ムラトが学んだのは『自らの意思で決めさせる』ことだ。
いままでの鬼人の常識では考えられないが、これもごちゃ混ぜ里で学んだことである。
(あの者が王であったなら、鬼人の国は滅びなかったのではないか?)
ごちゃ混ぜ里のことを考えると、ムラトはいつも深い後悔にさいなまれる。
とある鬼人の若者は背が低く、角がなかった。
ただ、それだけで成人して間もなく国を出た――いや、出ざるを得なかったのだ。
そして、わずかな時間で国を興し、王となった。
(あの者を追い出したのは我らだ。

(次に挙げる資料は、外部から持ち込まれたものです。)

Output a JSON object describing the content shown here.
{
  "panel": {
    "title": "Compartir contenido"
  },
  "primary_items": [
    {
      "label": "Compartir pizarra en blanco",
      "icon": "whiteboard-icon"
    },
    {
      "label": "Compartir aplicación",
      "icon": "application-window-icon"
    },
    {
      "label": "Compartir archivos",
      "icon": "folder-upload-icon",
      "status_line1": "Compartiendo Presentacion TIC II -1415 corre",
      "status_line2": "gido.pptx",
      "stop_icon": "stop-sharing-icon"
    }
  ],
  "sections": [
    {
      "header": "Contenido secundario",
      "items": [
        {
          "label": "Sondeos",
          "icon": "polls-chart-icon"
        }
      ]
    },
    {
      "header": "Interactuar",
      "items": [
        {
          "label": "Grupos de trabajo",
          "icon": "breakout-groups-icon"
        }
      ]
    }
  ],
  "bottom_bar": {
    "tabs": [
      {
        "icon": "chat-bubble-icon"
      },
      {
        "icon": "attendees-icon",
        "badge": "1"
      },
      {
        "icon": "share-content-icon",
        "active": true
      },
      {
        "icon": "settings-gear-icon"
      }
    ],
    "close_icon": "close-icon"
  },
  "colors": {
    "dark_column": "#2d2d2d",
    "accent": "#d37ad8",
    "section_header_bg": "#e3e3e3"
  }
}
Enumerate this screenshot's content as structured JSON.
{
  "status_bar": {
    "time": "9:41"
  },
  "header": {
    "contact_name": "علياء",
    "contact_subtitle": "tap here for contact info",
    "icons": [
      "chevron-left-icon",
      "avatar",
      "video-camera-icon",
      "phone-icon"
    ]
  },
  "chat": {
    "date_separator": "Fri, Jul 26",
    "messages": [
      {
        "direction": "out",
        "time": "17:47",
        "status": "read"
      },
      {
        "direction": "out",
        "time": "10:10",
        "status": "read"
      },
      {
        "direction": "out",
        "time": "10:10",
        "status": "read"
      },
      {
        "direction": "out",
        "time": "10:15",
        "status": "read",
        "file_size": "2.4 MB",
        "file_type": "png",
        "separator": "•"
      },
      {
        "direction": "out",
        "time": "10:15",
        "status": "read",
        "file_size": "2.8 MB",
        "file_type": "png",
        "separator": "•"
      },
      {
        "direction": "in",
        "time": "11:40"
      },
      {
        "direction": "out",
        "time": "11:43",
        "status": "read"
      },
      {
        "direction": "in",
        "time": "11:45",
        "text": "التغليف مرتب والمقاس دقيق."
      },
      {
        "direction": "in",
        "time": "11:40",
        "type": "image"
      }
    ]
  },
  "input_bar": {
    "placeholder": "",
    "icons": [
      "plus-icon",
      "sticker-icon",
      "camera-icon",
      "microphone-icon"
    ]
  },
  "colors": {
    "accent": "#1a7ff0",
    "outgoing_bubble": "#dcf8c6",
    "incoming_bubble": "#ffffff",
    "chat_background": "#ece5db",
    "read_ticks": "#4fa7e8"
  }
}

ならば、俺が国を滅ぼしたのか……?)
現実はそう簡単なものではない。
1人の働きで国が保てるはずもない――そのくらいはムラトも理解している。
しかし『だが』『もしも』と考えずにはおられない。
ムラトは見てしまったのだ。
和をもって諸族をたばね、徳によって国を治め、純潔の鬼人をもひしぐ武勇の王者を。
「――したよっ! 来ましたよ! お頭っ!」
ブタ人の呼び声で現実に引き戻されたムラトは素早く立ち上がり、街道に目を凝らす。
そこには3台も連なる荷馬車、さらに左右には護衛らしき者の姿も確認できた。
「でかした、待った甲斐はあったぞ。思ったよりも大物だ」
獲物を見つけたムラトが獰猛な笑みを見せると、ブタ人は軽く怯んだようだ。
このブタ人にとってムラトは頼れるリーダーであり、暴力の象徴なのである。
「手はず通りにせよ。1対1で戦うな」
「分かりました!」
ムラトの指示を受けた大急ぎでブタ人が仲間の元へ向かう。
ブヒブヒと走るブタ人の姿は頼りないが、それでも貴重な戦力である。
(ふん、馬車に4人ずついたとして12人か。3人も殺せばカタがつくが、多めに殺してやるとするか)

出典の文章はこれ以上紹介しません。